Dit gedachtegoed vindt overigens wortels in diverse tradities. Ten Napel verwijst hiernaar, maar gaat hier verder niet uitgebreid op in, omdat hij vooral laat zien dat het ook aansluit bij opvattingen binnen het hedendaags politiek liberalisme. Zelf zie ik boeiende parallellen met bijvoorbeeld de Politica van de Duitse calvinistische jurist Althusius. Hij omschrijft politiek als de kunst – binnen allerlei verbanden – om mensen geordend bij elkaar te brengen om wederkerig elkaar te helpen. Die verbanden (in de Politica onder meer gezin, familie, kerk, stad, universiteit) zijn essentieel voor mensen. Zij hebben elk hun eigen gezagsstructuur. Zodoende kan het wederkerig samenleven tot bloei komen.Johannes Althusius, Politica. An Abridged Translation of Politics Methodically Set Forth and Illustrated with Sacred and Profane Examples, vert. F.S. Carney. (Indianapolis 1995).
De derde bouwsteen in het boek van Ten Napel is die van democratie: welke rol kan levensbeschouwing spelen in het publieke debat? Daarbij weegt Ten Napel de uitgangspunten van twee Amerikaanse politiek filosofen tegen elkaar af: die van John Rawls (public reason: spreek in het publieke debat slechts de taal van de gemene deler) en van Nicholas Wolterstorff (equal political voice liberalism: elke levensbeschouwing krijgt haar stem).
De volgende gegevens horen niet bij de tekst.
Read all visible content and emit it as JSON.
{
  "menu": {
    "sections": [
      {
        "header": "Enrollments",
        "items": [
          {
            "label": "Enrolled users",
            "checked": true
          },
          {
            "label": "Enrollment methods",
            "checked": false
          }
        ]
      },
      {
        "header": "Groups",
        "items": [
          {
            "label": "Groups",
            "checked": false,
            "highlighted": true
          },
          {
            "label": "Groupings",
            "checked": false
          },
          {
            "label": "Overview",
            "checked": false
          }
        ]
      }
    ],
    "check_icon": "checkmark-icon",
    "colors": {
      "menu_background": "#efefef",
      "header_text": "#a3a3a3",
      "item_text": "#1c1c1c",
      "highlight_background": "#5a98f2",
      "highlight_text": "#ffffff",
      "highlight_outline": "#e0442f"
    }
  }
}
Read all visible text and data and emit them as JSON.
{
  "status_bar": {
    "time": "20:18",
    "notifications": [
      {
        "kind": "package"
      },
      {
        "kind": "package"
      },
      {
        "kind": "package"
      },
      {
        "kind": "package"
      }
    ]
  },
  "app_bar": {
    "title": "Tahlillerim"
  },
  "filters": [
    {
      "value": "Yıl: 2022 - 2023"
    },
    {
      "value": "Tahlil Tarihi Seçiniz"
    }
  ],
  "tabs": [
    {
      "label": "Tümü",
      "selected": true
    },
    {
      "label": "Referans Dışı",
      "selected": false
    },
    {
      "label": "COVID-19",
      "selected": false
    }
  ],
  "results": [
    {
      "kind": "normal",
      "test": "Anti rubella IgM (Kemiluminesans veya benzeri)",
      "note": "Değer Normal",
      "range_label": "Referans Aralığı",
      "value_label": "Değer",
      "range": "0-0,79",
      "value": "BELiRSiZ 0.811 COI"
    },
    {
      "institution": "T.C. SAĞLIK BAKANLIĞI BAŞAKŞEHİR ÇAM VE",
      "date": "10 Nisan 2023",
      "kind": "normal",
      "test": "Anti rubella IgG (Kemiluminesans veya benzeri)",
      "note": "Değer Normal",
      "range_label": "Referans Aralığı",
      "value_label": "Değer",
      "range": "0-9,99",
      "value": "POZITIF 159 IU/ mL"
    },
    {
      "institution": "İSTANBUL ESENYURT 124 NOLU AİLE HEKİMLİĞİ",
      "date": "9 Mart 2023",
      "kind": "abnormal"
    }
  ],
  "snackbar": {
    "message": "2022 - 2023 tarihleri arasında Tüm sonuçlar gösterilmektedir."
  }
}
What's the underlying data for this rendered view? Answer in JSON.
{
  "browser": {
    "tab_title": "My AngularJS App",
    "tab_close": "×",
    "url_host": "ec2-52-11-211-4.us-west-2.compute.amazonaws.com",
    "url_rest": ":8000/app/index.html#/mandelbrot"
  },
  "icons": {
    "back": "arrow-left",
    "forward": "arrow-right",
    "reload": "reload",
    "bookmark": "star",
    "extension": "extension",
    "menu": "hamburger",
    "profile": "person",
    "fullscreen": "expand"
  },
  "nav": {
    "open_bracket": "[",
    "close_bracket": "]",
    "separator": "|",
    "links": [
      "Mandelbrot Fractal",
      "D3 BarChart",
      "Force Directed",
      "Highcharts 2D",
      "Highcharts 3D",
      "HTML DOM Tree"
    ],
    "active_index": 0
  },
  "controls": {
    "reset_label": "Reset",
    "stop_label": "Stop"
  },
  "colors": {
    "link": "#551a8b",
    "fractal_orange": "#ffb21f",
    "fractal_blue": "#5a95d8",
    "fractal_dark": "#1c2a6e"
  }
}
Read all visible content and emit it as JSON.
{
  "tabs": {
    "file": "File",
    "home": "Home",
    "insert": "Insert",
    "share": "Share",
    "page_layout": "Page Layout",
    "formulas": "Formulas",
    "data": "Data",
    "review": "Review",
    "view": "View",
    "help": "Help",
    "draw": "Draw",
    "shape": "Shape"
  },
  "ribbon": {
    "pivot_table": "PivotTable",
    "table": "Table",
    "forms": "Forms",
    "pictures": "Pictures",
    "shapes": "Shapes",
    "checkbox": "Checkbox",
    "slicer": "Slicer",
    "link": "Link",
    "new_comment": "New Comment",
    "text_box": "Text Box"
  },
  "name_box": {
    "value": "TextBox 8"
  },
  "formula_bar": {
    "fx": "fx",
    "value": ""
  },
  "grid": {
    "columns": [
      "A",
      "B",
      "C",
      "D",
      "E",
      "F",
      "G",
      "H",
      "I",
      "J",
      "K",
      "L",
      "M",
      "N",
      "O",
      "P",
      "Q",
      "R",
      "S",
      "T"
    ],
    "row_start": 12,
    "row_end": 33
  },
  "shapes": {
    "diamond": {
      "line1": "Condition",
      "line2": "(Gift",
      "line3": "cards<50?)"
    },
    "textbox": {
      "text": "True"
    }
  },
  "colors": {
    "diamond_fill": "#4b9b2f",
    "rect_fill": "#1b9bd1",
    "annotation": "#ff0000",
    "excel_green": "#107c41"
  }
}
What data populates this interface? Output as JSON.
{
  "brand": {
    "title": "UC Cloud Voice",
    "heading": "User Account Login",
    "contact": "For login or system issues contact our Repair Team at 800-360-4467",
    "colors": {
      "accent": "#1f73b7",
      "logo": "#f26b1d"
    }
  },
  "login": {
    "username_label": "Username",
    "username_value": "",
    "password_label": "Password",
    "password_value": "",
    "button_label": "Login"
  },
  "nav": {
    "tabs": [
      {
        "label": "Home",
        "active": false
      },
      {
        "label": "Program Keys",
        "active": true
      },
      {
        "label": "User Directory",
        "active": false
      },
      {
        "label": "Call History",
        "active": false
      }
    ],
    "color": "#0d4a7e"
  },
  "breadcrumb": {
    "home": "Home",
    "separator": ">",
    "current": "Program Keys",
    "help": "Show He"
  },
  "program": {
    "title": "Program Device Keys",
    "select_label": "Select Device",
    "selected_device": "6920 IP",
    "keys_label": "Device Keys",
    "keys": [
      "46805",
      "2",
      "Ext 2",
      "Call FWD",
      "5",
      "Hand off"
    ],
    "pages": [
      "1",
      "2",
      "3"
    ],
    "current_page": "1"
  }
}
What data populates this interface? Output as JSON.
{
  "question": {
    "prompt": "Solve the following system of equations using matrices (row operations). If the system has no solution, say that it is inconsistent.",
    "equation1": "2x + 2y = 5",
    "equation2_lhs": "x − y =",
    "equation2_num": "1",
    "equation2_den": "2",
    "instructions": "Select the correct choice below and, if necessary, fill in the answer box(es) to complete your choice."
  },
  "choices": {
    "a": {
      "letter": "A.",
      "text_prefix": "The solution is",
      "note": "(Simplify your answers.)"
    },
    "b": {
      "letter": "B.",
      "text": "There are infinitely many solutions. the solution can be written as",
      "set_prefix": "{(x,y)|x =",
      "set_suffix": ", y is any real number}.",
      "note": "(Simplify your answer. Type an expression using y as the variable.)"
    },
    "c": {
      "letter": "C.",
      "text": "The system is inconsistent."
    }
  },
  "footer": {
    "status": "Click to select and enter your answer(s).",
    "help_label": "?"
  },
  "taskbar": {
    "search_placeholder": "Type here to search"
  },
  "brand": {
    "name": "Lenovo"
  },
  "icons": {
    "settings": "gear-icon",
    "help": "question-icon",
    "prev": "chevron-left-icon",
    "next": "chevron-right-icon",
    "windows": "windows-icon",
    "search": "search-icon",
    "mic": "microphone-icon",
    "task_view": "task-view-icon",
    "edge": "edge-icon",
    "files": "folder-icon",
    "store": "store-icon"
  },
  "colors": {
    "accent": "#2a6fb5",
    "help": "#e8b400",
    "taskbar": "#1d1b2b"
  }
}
Hij concludeert dat de laatstgenoemde meer ruimte laat voor het uiteindelijke doel: iedereen faciliteren to be fully human. Dit kan ook bijdragen aan het verkleinen van de democratische kloof. Wanneer ook minderheden in de politiek hun eigen taal horen, kan dit vervreemding tegengaan: als er onderhuidse polarisatie aanwezig is, kan dit in elk geval deels gekanaliseerd worden in de vorm van het politieke debat. Anders dan het toepassen van de filter van public reason, is juist die pluriforme weerspiegeling in dit debat nodig voor de legitimiteit van het overheidsoptreden.
Met de door Ten Napel aangeduide richting zijn de dilemma’s natuurlijk niet uit de wereld. Wel geeft deze een antwoord op de vragen van de hedendaagse pluriforme samenleving, dat recht doet aan de diepliggende menselijke behoeften en ook nu waarborgen schept voor het wederkerig samenleven in alle verbanden die we nodig hebben.